The CCDSS significantly advances the field by offering a continuous and robust alternative to intermittent surveys. Its strength lies in a sophisticated, multi-level quality control (QC) system that ensures data integrity. This QC process includes a dual-track reporting mechanism (physician input via structured electronic medical records and three-tier audits by the local Centers for Disease Control and Prevention), real-time anomaly detection, and crucial cross-verification of mortality data with public safety and civil affairs records. By the study endpoint, this system had accumulated information on over 1.2 million prevalent cases. This infrastructure allows for the reliable estimation of key longitudinal epidemiological indicators, such as true annual incidence and mortality, which are often poorly captured or lagged in other national datasets.5 Furthermore, it provides the essential denominator for assessing the quality of care, specifically by tracking the proportion of spirometry-confirmed (Type 1) COPD diagnoses. The ability to conduct such analyses is critical for designing regionally tailored intervention strategies suitable for Chongqing’s unique demographic and environmental profile.20
Utilizing the comprehensive data from the CCDSS spanning January 1, 2020, to December 31, 2024, this study provides a systematic and detailed epidemiological analysis of COPD, chronic bronchitis, and emphysema among Chongqing residents aged ≥ 15 years. Specifically, we aim to: (1) precisely calculate and analyze the age-standardized incidence, prevalence, and mortality rates for all three conditions, examining the temporal dynamics over the study period; (2) investigate key demographic heterogeneities, particularly focusing on age-specific burdens and evidence for sex-specific phenotypes, such as the differential patterns observed between emphysema and chronic bronchitis; and (3) assess the effectiveness and equity of regional public health policies by tracking the trend and urban-rural disparity of the spirometry-confirmed (Type 1) COPD diagnosis rate. By leveraging this unique, high-fidelity monitoring platform, this research fills a critical gap in real-time, comprehensive CRD epidemiological data for Chongqing, providing robust evidence to inform region-specific prevention guidelines and contributing a model for standardized chronic disease surveillance in complex, high-burden environments globally.
Data and Methods
Data Source
Data Access Statement
The data used in this study were obtained from the CCDSS, a mandatory, city-wide surveillance platform established and maintained by the Chongqing Center for Disease Control and Prevention (Chongqing CDC). As this is a governmental public health surveillance system, data access was granted through official administrative approval within the Chongqing CDC. The research team, composed of staff members from the Institute of Chronic and Non-communicable Disease Control and Prevention at Chongqing CDC, accessed the data as part of their routine public health surveillance duties and research authorization. The study protocol, including data access procedures, was approved by the Ethical Review Committee of Chongqing Center for Disease Control and Prevention (Approval Number: KY-2025-004-1). Due to institutional policies and privacy regulations governing this governmental surveillance data, the underlying individual-level data are not available for external distribution.
Patient Population
Data on the incidence and prevalence of COPD, chronic bronchitis, and emphysema were obtained from the chronic respiratory disease surveillance module of the CCDSS. Collected variables included date of death (occurring within the study period), sex, date of initial diagnosis, date of medical visits (up to December 31, 2024), diagnostic methods, and residential address. Target diseases were defined according to the International Statistical Classification of Diseases and Related Health Problems, Tenth Revision (ICD-10) codes: chronic bronchitis (J40–J42), emphysema (J43), and COPD (J44). Incident cases meeting the inclusion criteria were extracted from the system, comprising 975,421 cases (male: 604,369; female: 371,052). Prevalent cases as of December 31, 2024 (the study endpoint) totaled 1,244,978 (male: 774,206; female: 470,772). Population composition data for each district/county were derived from demographic statistics published by the respective district/county statistical authorities.

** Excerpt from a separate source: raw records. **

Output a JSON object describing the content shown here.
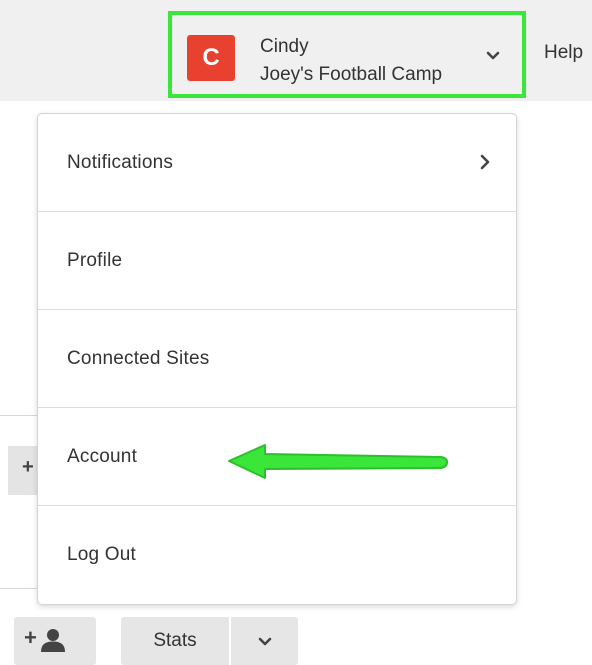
{
  "header": {
    "user": {
      "avatar_letter": "C",
      "name": "Cindy",
      "organization": "Joey's Football Camp"
    },
    "help_label": "Help"
  },
  "menu": {
    "items": [
      {
        "label": "Notifications",
        "has_submenu": true
      },
      {
        "label": "Profile",
        "has_submenu": false
      },
      {
        "label": "Connected Sites",
        "has_submenu": false
      },
      {
        "label": "Account",
        "has_submenu": false
      },
      {
        "label": "Log Out",
        "has_submenu": false
      }
    ]
  },
  "background": {
    "plus_button_glyph": "+",
    "add_person_glyph": "+",
    "stats_label": "Stats"
  },
  "colors": {
    "avatar": "#e8412f",
    "highlight": "#39e639",
    "topbar": "#f0f0f0"
  },
  "icons": {
    "dropdown": "chevron-down-icon",
    "submenu": "chevron-right-icon",
    "add_person": "add-person-icon",
    "annotation": "arrow-left-icon"
  }
}
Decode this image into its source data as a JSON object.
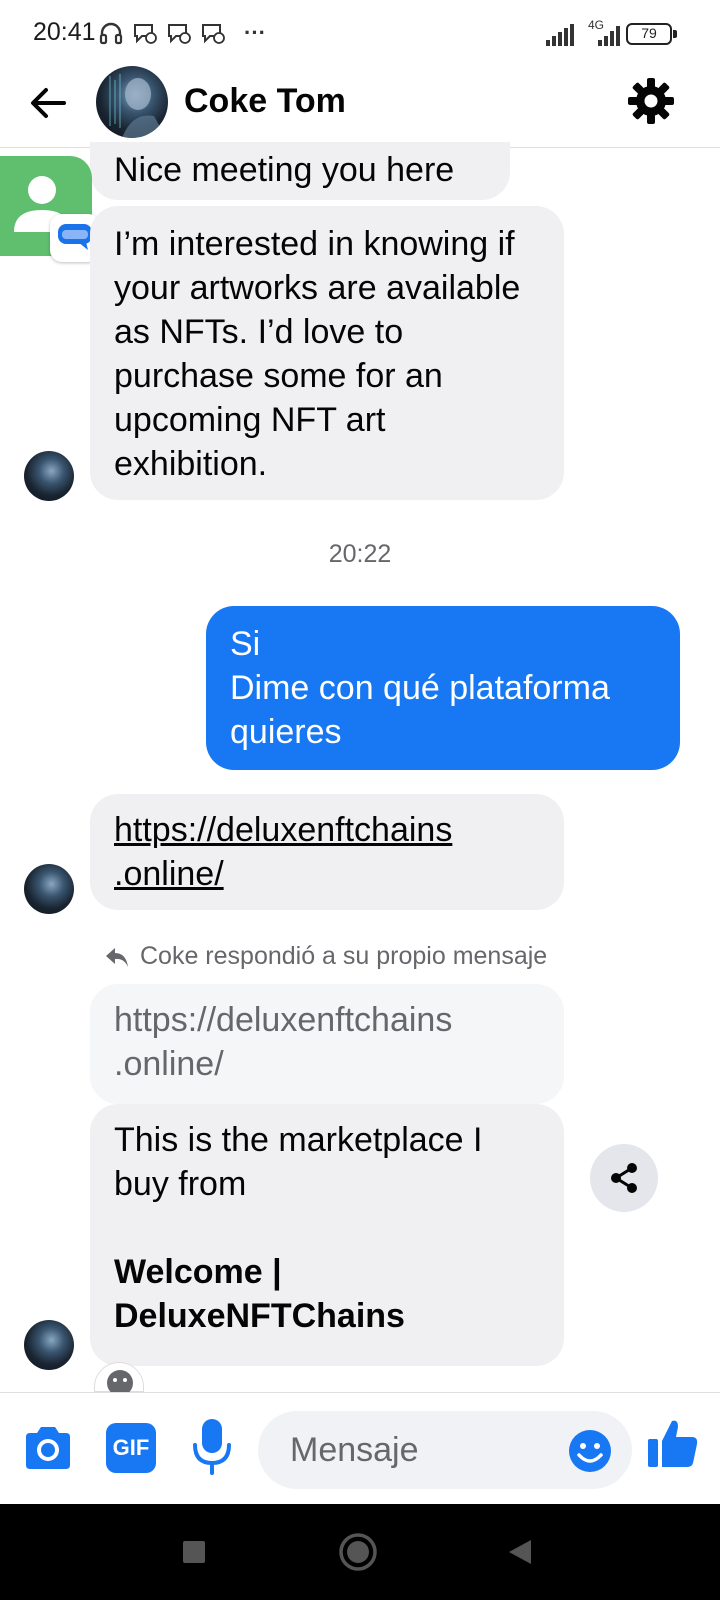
{
  "status_bar": {
    "time": "20:41",
    "more": "···",
    "network": "4G",
    "battery": "79"
  },
  "header": {
    "contact_name": "Coke Tom"
  },
  "messages": {
    "m1": "Nice meeting you here",
    "m2": "I’m interested in knowing if your artworks are available as NFTs. I’d love to purchase some for an upcoming NFT art exhibition.",
    "timestamp": "20:22",
    "out_line1": "Si",
    "out_line2": "Dime con qué plataforma quieres",
    "link_line1": "https://deluxenftchains",
    "link_line2": ".online/",
    "reply_note": "Coke respondió a su propio mensaje",
    "quoted_line1": "https://deluxenftchains",
    "quoted_line2": ".online/",
    "reply_text": "This is the marketplace I buy from",
    "reply_title_line1": "Welcome |",
    "reply_title_line2": "DeluxeNFTChains"
  },
  "composer": {
    "placeholder": "Mensaje",
    "gif_label": "GIF"
  },
  "colors": {
    "accent": "#1877f2",
    "incoming_bubble": "#f0f0f2"
  }
}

Hierarchical Classification of Chronic Respiratory Diseases
In the CCDSS, patients are assigned to mutually exclusive disease categories based on ICD-10 codes and a hierarchical severity principle: COPD (J44) > emphysema (J43) > chronic bronchitis (J40–J42). This approach avoids double-counting and ensures robust population-level surveillance. Importantly, J44 reflects physician-recorded clinical COPD diagnoses, which may or may not be confirmed by spirometry (the Type 1 diagnosis rate quantifies this gap). J43 and J40–J42 represent patients diagnosed with emphysema or chronic bronchitis without a concurrent COPD diagnosis; these individuals may or may not have airflow limitation but are kept separate to avoid artificially inflating COPD prevalence and to enable unbiased assessment of real-world diagnostic practices. Thus, while we fully recognize the underlying pathological continuum, our classification is methodologically appropriate for evaluating population diagnostic quality and disease burden in routine surveillance settings.
COPD Mortality Data
Data on mortality related to COPD, emphysema, and chronic bronchitis were obtained from the mortality surveillance module of the Chongqing Chronic Disease Surveillance System (CCDSS), which is based on official death certificates completed across all districts of Chongqing. Extracted variables included age at death, sex, residential area, date of death, and the International Statistical Classification of Diseases and Related Health Problems, Tenth Revision (ICD‑10) code for the underlying cause of death. Death cases were included if the underlying cause was coded to chronic bronchitis (J40–J42), emphysema (J43), or COPD (J44). Cases in which these conditions were listed only as secondary or contributing causes (not the underlying cause) were excluded from analysis. A total of 239,086 deaths meeting this criterion were analyzed, including 140,904 males and 98,182 females.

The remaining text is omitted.